14 Dec / Undefeated: Jim Thorpe and the Carlisle Indian School Football Team by Steve Sheinkin [in Shelf Awareness]
When 19-year-old Jim Thorpe (1888-1955) joined Pennsylvania’s Carlisle Indian Industrial School’s football team in 1907, it was the fastest team in the country, “the most creative, the most fun to watch.” Already the school’s track star, Thorpe was, self-admittedly, “a scarecrow dressed for football” when he initially approached Coach “Pop” Warner, who promptly told him to “take a hike.” Thorpe persisted, demonstrating “a combination of power, agility and speed Pop Warner had never seen in one player – and never would again.” History proved Warner to be football’s “most innovative coach”; Thorpe would become “the greatest star the sport had ever seen.”
Thorpe survived “a childhood that would have broken most boys”: he lost his beloved twin brother; his Oklahoma family was victimized by ruthless anti-Native American laws; and he was removed – like most Native American children at the time – from his family and sent to Indian schools created to strip children of their Native identities. Somehow Thorpe still lived up to his original name, Wathohuck, Potawatomi for “Bright Path.”
When 15-year-old Thorpe arrived at Carlisle in 1904, it was more military academy than educational haven. Founder Richard Henry Pratt’s “kill the Indian in them” philosophy was no hyperbole – the campus had an on-site cemetery with nearly 200 graves. During Carlisle’s almost 40-year history, from 1879 to 1918, 8,500 students enrolled, only 741 graduated and twice as many fled.
From this maelstrom emerged Warner’s powerhouse team. Early football was a barbaric sport, so savage that many players died.
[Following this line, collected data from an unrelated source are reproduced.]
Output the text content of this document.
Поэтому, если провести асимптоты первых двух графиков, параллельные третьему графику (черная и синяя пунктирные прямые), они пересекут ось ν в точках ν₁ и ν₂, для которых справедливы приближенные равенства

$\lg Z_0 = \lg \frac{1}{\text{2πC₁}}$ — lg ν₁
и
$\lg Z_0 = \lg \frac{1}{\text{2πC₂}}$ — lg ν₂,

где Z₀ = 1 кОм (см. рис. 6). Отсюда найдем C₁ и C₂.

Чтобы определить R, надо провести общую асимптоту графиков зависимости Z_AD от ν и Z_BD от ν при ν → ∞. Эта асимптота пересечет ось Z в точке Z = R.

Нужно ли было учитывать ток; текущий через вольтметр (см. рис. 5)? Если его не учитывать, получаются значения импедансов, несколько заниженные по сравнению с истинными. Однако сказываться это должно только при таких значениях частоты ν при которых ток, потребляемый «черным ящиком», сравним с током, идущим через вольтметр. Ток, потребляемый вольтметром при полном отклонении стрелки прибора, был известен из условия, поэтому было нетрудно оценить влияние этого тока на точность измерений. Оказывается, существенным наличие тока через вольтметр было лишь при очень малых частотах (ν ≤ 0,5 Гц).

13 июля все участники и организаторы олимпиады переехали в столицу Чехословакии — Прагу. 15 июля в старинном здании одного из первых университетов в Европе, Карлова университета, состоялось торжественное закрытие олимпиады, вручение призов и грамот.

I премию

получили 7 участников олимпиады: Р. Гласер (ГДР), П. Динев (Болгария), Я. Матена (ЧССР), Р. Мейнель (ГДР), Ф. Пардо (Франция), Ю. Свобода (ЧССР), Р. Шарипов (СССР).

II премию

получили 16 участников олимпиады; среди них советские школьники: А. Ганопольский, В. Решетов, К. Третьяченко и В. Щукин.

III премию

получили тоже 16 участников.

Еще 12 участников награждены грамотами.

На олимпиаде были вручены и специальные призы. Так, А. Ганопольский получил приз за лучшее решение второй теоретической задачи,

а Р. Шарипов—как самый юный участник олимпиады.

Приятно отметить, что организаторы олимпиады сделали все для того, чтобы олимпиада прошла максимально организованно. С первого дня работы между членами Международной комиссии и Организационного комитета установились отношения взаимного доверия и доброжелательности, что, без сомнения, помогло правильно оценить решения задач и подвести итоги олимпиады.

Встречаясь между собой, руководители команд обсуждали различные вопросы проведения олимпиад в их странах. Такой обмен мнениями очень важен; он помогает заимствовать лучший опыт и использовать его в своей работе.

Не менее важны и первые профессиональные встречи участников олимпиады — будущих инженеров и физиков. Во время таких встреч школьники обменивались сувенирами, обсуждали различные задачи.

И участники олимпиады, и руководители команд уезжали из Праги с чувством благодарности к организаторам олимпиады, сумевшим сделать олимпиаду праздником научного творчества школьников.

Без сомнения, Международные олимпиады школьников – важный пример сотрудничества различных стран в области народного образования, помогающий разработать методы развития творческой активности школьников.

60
The Big Four dominated: Harvard, Yale, Princeton, and Penn. Carlisle’s team, denigrated for its Native American players, was – ironically – praised for “sportsmanly conduct and clean play.” Carlisle’s innovations under Warner’s tutelage – intricately orchestrated plays, the forward pass – pushed football to mature beyond boorish brutality.
Three-time National Book Award finalist Steve Sheinkin (Bomb; The Port Chicago 50; Most Dangerous) deftly balances the exhilarating glory of Thorpe’s story and early American football history with the inequity and inhumanity of the Native American experience. His outrage at these atrocities is most palpable when he discusses Thorpe’s double gold victory at the 1912 Olympics, for the pentathlon and decathlon. While Thorpe won under the U.S. flag, he was actually not an American citizen, despite his indigenous heritage: another dozen years lapsed “before Congress would pass a law extending citizenship to all American Indians.”
With contagious excitement, Sheinkin enthralls readers with the Carlisle team’s – and Thorpe’s – stupendous feats. Abundant historical photographs enhance the story. If Undefeated seems overloaded with superlatives, Sheinkin meticulously supports his proclamations of “firsts, mosts, bests” with 30-plus pages of citations. In his acknowledgments, he recognizes that Thorpe’s was “one of the most inspiring stories [he’s] ever written about – and one of the most heartbreaking.”
Despite the bad and ugly, good triumphs here. Never excusing the adversity Thorpe and his community suffered, Sheinkin highlights the “bright path,” compelling readers to learn, admire, and bear witness to the “world’s greatest athlete.”
Shelf Talker: In Undefeated, three-time National Book Award finalist Steve Sheinkin tackles the unparalleled achievements of Jim Thorpe and the all-Native American team that helped shape modern football.